Annexin V-FITC/PI cell apoptosis detection
After H2O2 treatment of hBMSCs cells for 48 hours, the cells were trypsinized without EDTA, centrifuged at 2000 rpm for 5 min at room temperature, and 1-5×105 cells were collected and washed twice with PBS. Add 5μl PI dye solution to 50μl Binding Buffer and mix well. Add PI staining solution to the cell pellet, mix well, and react for 5-15 min in the dark at room temperature. After the reaction, add 450μl of Binding Buffer and mix well. Add 1μl Annexin V-FITC and mix well, and react for 5-15 min in the dark at room temperature. Detect with flow cytometer, excitation wavelength Ex=488 nm; emission wavelength Em=530 nm, Annexin V-FITC fluorescence signal is green, use FL1 channel detection; excitation wavelength Ex=488nm, emission wavelength Em≥630 nm, PI red Fluorescence is detected by the FL3 channel.

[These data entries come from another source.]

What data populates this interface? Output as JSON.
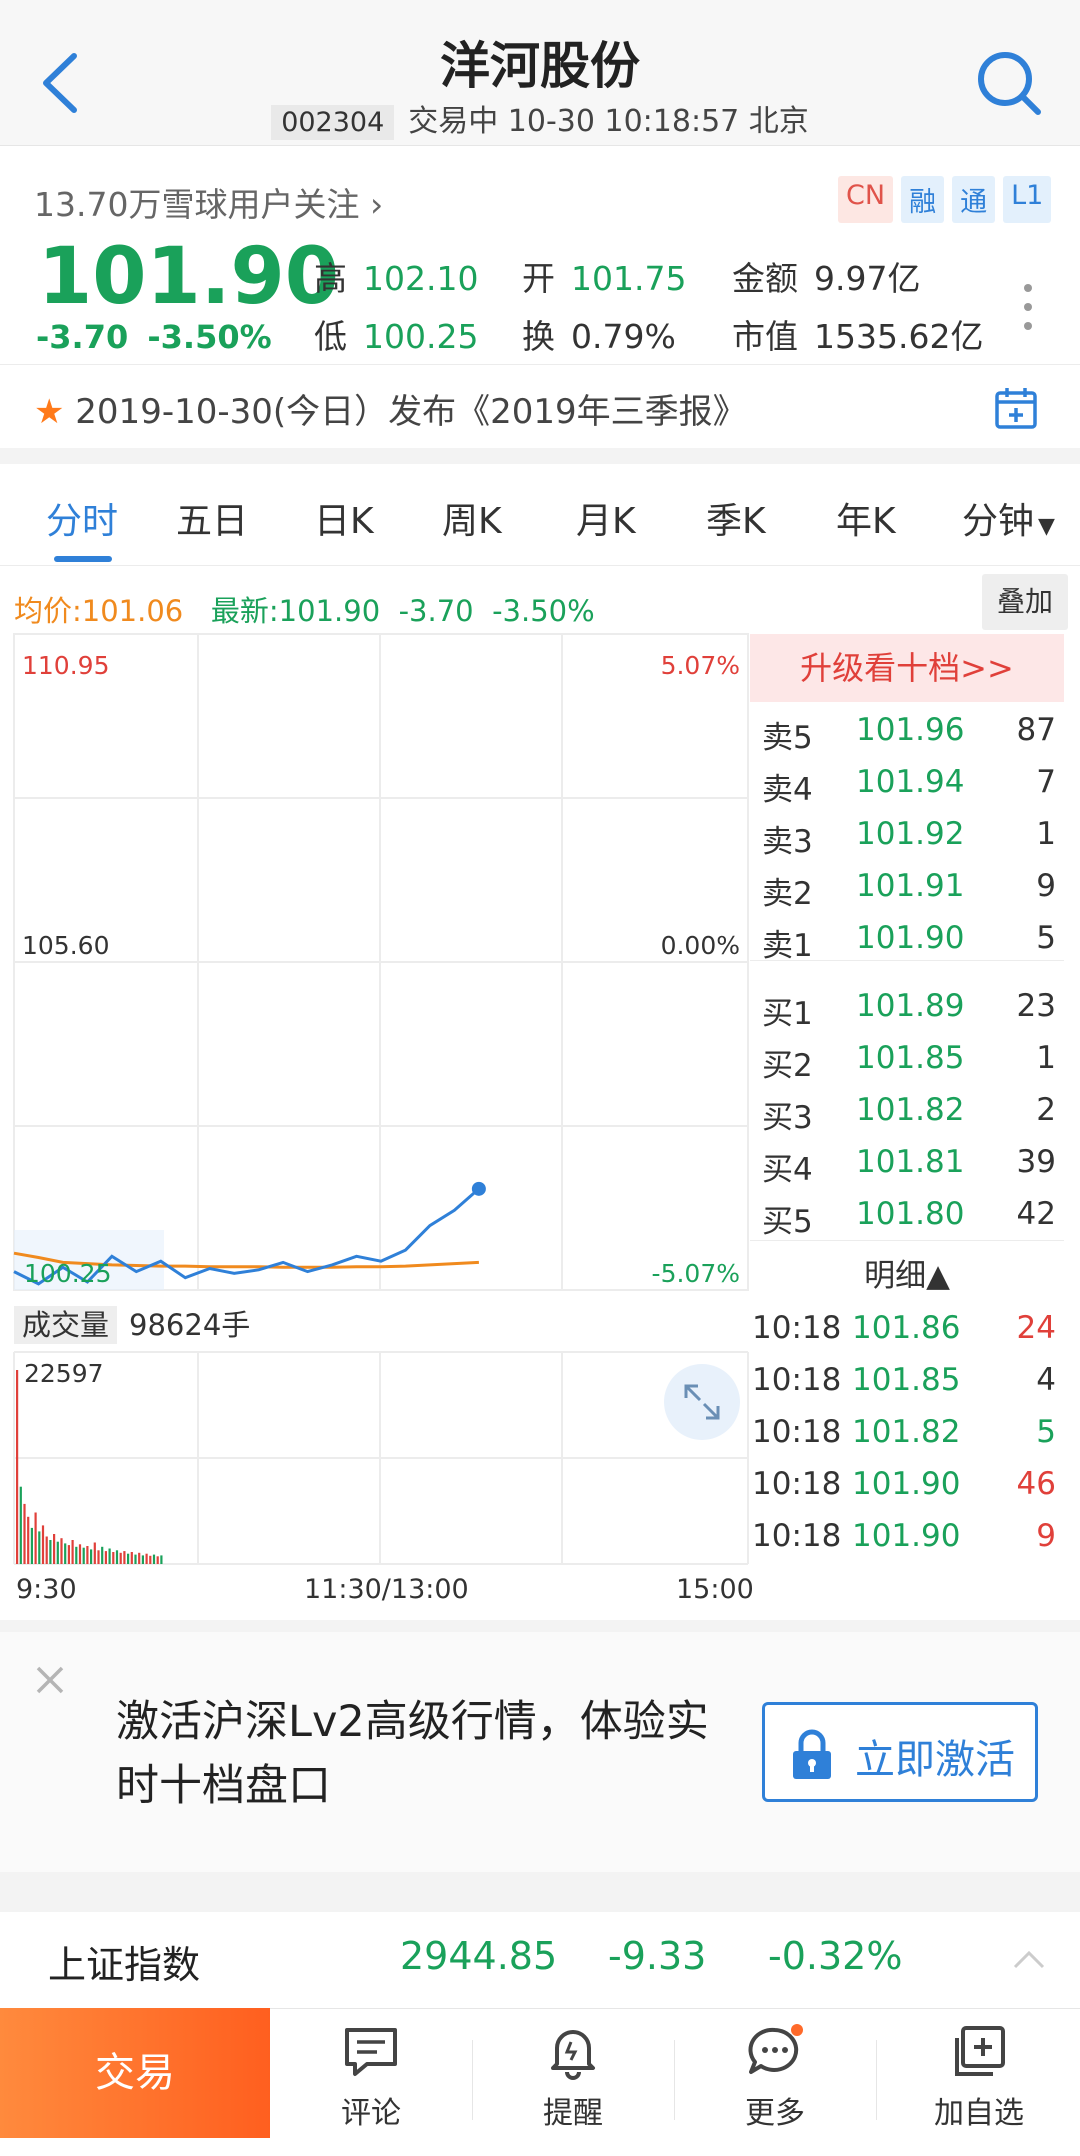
{
  "header": {
    "title": "洋河股份",
    "code": "002304",
    "status": "交易中 10-30 10:18:57 北京"
  },
  "quote": {
    "followers": "13.70万雪球用户关注",
    "badges": [
      "CN",
      "融",
      "通",
      "L1"
    ],
    "price": "101.90",
    "change": "-3.70",
    "change_pct": "-3.50%",
    "high_label": "高",
    "high": "102.10",
    "low_label": "低",
    "low": "100.25",
    "open_label": "开",
    "open": "101.75",
    "turnover_label": "换",
    "turnover": "0.79%",
    "amount_label": "金额",
    "amount": "9.97亿",
    "mktcap_label": "市值",
    "mktcap": "1535.62亿"
  },
  "event": {
    "text": "2019-10-30(今日）发布《2019年三季报》"
  },
  "tabs": [
    "分时",
    "五日",
    "日K",
    "周K",
    "月K",
    "季K",
    "年K",
    "分钟"
  ],
  "chart_header": {
    "avg": "均价:101.06",
    "latest": "最新:101.90",
    "chg": "-3.70",
    "chg_pct": "-3.50%",
    "overlay": "叠加"
  },
  "chart_data": {
    "type": "line",
    "price_labels": {
      "top": "110.95",
      "mid": "105.60",
      "bottom": "100.25"
    },
    "pct_labels": {
      "top": "5.07%",
      "mid": "0.00%",
      "bottom": "-5.07%"
    },
    "x_labels": [
      "9:30",
      "11:30/13:00",
      "15:00"
    ],
    "ylim": [
      100.25,
      110.95
    ],
    "series": [
      {
        "values": [
          100.55,
          100.35,
          100.62,
          100.38,
          100.8,
          100.55,
          100.72,
          100.45,
          100.6,
          100.52,
          100.58,
          100.7,
          100.55,
          100.66,
          100.8,
          100.72,
          100.9,
          101.3,
          101.55,
          101.9
        ]
      },
      {
        "values": [
          100.85,
          100.78,
          100.7,
          100.68,
          100.66,
          100.65,
          100.64,
          100.64,
          100.63,
          100.63,
          100.63,
          100.62,
          100.62,
          100.62,
          100.63,
          100.63,
          100.64,
          100.66,
          100.68,
          100.7
        ]
      }
    ],
    "volume": {
      "label": "成交量",
      "total": "98624手",
      "max_label": "22597",
      "max": 22597,
      "bars": [
        22597,
        9000,
        7000,
        5500,
        4200,
        6000,
        3800,
        4500,
        3200,
        2800,
        3500,
        2600,
        3000,
        2400,
        2200,
        2800,
        2000,
        2300,
        1900,
        2100,
        1700,
        2500,
        1600,
        2000,
        1500,
        1800,
        1400,
        1600,
        1300,
        1500,
        1200,
        1400,
        1100,
        1300,
        1000,
        1200,
        950,
        1100,
        900,
        1000
      ],
      "bar_colors": [
        "red",
        "green",
        "red",
        "red",
        "green",
        "red",
        "green",
        "red",
        "red",
        "green",
        "red",
        "green",
        "red",
        "green",
        "red",
        "red",
        "green",
        "red",
        "green",
        "red",
        "green",
        "red",
        "red",
        "green",
        "red",
        "green",
        "red",
        "green",
        "red",
        "red",
        "green",
        "red",
        "green",
        "red",
        "green",
        "red",
        "red",
        "green",
        "red",
        "green"
      ]
    }
  },
  "order_book": {
    "upgrade": "升级看十档>>",
    "asks": [
      {
        "label": "卖5",
        "price": "101.96",
        "vol": "87"
      },
      {
        "label": "卖4",
        "price": "101.94",
        "vol": "7"
      },
      {
        "label": "卖3",
        "price": "101.92",
        "vol": "1"
      },
      {
        "label": "卖2",
        "price": "101.91",
        "vol": "9"
      },
      {
        "label": "卖1",
        "price": "101.90",
        "vol": "5"
      }
    ],
    "bids": [
      {
        "label": "买1",
        "price": "101.89",
        "vol": "23"
      },
      {
        "label": "买2",
        "price": "101.85",
        "vol": "1"
      },
      {
        "label": "买3",
        "price": "101.82",
        "vol": "2"
      },
      {
        "label": "买4",
        "price": "101.81",
        "vol": "39"
      },
      {
        "label": "买5",
        "price": "101.80",
        "vol": "42"
      }
    ],
    "detail_label": "明细▲",
    "trades": [
      {
        "time": "10:18",
        "price": "101.86",
        "vol": "24",
        "side": "red"
      },
      {
        "time": "10:18",
        "price": "101.85",
        "vol": "4",
        "side": "dark"
      },
      {
        "time": "10:18",
        "price": "101.82",
        "vol": "5",
        "side": "green"
      },
      {
        "time": "10:18",
        "price": "101.90",
        "vol": "46",
        "side": "red"
      },
      {
        "time": "10:18",
        "price": "101.90",
        "vol": "9",
        "side": "red"
      }
    ]
  },
  "banner": {
    "text": "激活沪深Lv2高级行情，体验实时十档盘口",
    "button": "立即激活"
  },
  "index_bar": {
    "name": "上证指数",
    "value": "2944.85",
    "change": "-9.33",
    "pct": "-0.32%"
  },
  "bottom_nav": {
    "trade": "交易",
    "items": [
      "评论",
      "提醒",
      "更多",
      "加自选"
    ]
  },
  "colors": {
    "up": "#e0403a",
    "down": "#1aa15a",
    "accent": "#2f80d8",
    "avg_line": "#f08a1e",
    "price_line": "#2f80d8",
    "trade_btn": "#ff6a2a"
  }
}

Gene expression profiling chip to detect autophagy-related proteins
After the above groups of cells were cultured for 48 hours after intervention, the cells were collected, and gene expression profiling chips were performed to detect autophagy-related proteins.
Western blot detection of Beclin1, mTOR, p-mTOR (Ser2448), LC3A/B, Cleaved caspase-3 protein expression
After the cells of each group were treated with conditioned medium and hydrogen peroxide, the protein was extracted from the phosphorylated protein lysate, electrophoresed, transferred and blocked after quantification, and Beclin1, mTOR, p-mTOR, LC3A/B, Cleaved caspase-3 were added. Incubate the antibody overnight at 4°C, wash with TBST, incubate the secondary antibody for 2 hours at room temperature, develop and expose the eECL, and use Image J software to calculate the band gray value. Use Beta-action as an internal reference to calculate the relative protein amount.
The above experiments were repeated three times
SPSS 20.0 software was used for statistical analysis. Mean±SD was used to represent measurement data. All data were tested for normality and homogeneity of variance. The comparison between groups was tested by t, and the non-parametric test was used when the analysis of variance was not satisfied. The detection level was α= 0.05, P<0.05, the difference is statistically significant.